En matière de financement des organisations syndicales  , la nouvelle loi a maintenu   les sources de  financement  en vigueur  dans l’ancienne loi du  2 juin 1990 .Elles sont constituées par  les cotisations de ses membres , les revenus liés à ses activités , les dons et legs et  les subventions éventuelles de l’Etat et des collectivités locales. La nouvelle loi autorise les dons et legs provenant d'organisations syndicales ou d'organismes étrangers ou nationaux mais  à la condition d’avoir l’accord préalable des autorités administratives compétentes qui en vérifient l'origine, le montant, la compatibilité avec les buts assignés par le statut de l'organisation syndicale et les contraintes qu'ils peuvent faire naître sur elles. Toute  perception de dons et legs en violation des dispositions légales entrainera la dissolution de l’organisation syndicale par voie judiciaire et ce en application  des articles 65 et 152 de la loi du 25 avril 2023.

 L’interdiction de recevoir librement des dons et legs de l’étranger qui par  ailleurs s’applique aux associations , et qui est sans doute motivée par le souci d’éviter l’influence d’une partie étrangère , n’est pas pertinent  du moment qu’il s’agit d’une organisation syndicale et  non d’un parti politique , sachant que l’article  5 de la convention de l’OIT n° 87 relative à la liberté syndicale et la protection du droit syndical ratifiée par l’Algérie  reconnaît  aux  organisations de travailleurs et d'employeurs le droit de s'affilier sans entraves à des organisations internationales de travailleurs et d'employeurs ce qui indirectement implique une entraide internationale .Au lieu de confier à l’administration le contrôle du soutien  venant de l’étranger vers les syndicats , on aurait pu simplement imposer aux syndicats qui reçoivent un tel soutien des obligations de transparence administrative et comptable permettant  le contrôle de l’Etat algérien.

Les dispositions de l’article 56  de la loi du 25 avril 2023 qui limite la durée du mandat  des membres des organes de direction et/ou d’administration à 5 ans  renouvelable une seule  fois , et interdit  d’exercer plus de deux   mandats syndicaux consécutifs ou séparés  sont aussi   en porte à faux  autant avec le principe édicté par  l’article 12  de la même loi qui dispose que  les organisations syndicales sont indépendantes dans leur fonctionnement , que par  l’article 3  de la convention internationale de l’OIT n° 87 sur la liberté  syndicale ratifiée par l’Algérie qui stipule  que les organisations de travailleurs et d'employeurs ont le droit d'élaborer leurs statuts et règlements administratifs, d'élire librement leurs représentants , et que  les autorités publiques doivent s'abstenir de toute intervention de nature à limiter ce droit ou à en entraver l'exercice légal.

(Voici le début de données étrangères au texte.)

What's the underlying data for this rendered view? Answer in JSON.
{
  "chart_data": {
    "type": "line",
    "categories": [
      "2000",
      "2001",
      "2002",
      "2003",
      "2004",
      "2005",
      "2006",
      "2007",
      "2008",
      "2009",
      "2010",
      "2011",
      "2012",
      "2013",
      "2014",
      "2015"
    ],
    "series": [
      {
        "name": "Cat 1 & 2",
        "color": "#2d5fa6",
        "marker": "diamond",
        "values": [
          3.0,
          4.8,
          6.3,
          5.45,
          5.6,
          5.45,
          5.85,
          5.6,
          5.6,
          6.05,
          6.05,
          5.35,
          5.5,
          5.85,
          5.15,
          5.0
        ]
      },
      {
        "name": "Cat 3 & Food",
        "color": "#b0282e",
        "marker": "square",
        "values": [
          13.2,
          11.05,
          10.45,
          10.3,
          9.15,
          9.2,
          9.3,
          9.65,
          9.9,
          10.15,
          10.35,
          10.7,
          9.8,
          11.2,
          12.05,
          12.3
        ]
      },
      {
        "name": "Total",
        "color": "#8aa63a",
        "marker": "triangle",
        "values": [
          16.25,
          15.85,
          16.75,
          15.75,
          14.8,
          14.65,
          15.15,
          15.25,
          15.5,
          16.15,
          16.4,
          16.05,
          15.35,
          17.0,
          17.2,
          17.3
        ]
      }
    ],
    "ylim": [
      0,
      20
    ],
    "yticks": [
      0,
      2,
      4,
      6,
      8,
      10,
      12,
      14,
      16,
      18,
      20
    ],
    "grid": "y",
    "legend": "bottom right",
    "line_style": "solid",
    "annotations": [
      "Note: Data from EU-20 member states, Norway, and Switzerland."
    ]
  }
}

En résumé , si la nouvelle loi du  25 avril 2023 est globalement positive et est fortement inspirée des conventions de l’OIT qui garantissent la liberté  syndicale et le libre exercice du droit syndical, par contre certaines dispositions insérées dans la nouvelle loi fortement inspirées par la législation en vigueur relative aux partis politique peuvent négativement influer sur le plein exercice du droit syndical.